Having a Waldorf kid means keeping certain things on hand. We have play silks: large rectangles of silk fabric for dress up and open ended play. We have a nature table on Nora’s dresser, which features rocks, sticks, seeds and shells Nora has collected from just about everywhere she goes. And we have beeswax. Heat it up and it’s a modeling medium, like Play-doh, but not the creepy consistency of Play-doh.
We also don’t have a television. Ben and I threw away our t.v. after watching a New Year’s special for the year 2000 which featured a smashed Bono and a very spacy Liz Taylor (may she rest in peace) wishing us well in the new millennium. We realized television didn’t have much to offer us.

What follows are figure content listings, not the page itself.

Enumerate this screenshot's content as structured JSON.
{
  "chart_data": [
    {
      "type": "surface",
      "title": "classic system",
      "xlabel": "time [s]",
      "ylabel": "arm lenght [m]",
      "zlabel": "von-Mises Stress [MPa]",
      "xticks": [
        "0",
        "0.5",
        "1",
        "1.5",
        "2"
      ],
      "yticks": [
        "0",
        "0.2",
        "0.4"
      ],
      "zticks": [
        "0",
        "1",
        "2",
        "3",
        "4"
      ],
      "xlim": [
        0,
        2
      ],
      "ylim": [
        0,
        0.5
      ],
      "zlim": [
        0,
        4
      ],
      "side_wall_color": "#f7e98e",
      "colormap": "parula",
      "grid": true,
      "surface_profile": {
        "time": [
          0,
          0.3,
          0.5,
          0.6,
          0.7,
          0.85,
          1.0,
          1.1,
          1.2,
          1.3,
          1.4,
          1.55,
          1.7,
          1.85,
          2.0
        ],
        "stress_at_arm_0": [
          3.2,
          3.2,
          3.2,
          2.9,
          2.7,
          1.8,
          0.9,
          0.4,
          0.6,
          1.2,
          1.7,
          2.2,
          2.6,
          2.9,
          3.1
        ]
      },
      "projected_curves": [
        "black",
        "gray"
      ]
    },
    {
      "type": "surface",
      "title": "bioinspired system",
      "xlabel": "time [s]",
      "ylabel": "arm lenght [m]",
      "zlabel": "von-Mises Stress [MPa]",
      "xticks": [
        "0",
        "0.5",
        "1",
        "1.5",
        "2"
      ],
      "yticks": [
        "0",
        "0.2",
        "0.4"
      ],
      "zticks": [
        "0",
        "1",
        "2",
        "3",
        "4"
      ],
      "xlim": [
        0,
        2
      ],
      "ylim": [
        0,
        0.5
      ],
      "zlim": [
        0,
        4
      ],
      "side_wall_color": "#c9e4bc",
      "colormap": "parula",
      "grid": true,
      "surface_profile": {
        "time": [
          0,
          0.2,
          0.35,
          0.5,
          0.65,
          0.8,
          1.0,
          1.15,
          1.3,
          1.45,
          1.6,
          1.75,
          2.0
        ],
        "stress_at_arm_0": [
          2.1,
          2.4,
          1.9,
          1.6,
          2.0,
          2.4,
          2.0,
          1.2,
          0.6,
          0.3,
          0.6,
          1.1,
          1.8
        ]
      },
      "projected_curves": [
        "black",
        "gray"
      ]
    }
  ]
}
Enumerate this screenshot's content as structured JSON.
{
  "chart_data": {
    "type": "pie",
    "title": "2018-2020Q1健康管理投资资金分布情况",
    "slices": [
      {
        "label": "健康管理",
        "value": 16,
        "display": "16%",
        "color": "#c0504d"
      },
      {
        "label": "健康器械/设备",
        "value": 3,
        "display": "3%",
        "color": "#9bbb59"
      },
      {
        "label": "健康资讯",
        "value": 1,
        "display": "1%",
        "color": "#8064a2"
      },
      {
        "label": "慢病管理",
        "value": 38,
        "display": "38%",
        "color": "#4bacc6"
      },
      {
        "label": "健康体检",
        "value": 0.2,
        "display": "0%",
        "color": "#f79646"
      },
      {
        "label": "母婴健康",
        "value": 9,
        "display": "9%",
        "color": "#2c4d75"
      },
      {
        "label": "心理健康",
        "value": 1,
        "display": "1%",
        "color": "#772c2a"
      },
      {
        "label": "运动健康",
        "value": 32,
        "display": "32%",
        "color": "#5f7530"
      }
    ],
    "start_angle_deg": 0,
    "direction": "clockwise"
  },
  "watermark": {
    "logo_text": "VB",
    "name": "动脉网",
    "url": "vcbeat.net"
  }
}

Waldorf schools discourage or even prohibit screen time for kids. I know it sounds extreme to some, but it works well for us. Nora has a great attention span, a stupendous vocabulary for a four-year-old and never begs for things at the store because she’s seen them on television.
Still, we are not zealots about it. Nora and I are on a Mary Poppins kick, watching the movie about once a week. I got an iPad a few months ago and she discovered an abiding love of Angry Birds, so we let her play that a few times a week.
Still, this week I got a twinge of guilty pleasure when Nora picked up a flat rectangular piece of beeswax and held it to her ear like a mobile phone — an iPhone to be exact. Ben picked up on this and the two of them began crafting intricate cell phone models from beeswax and proceeding to run off to all points of the house, calling each other and chatting.
It was a delicious moment, even if it did make poor Rudolf Steiner shift uncomfortably in this grave.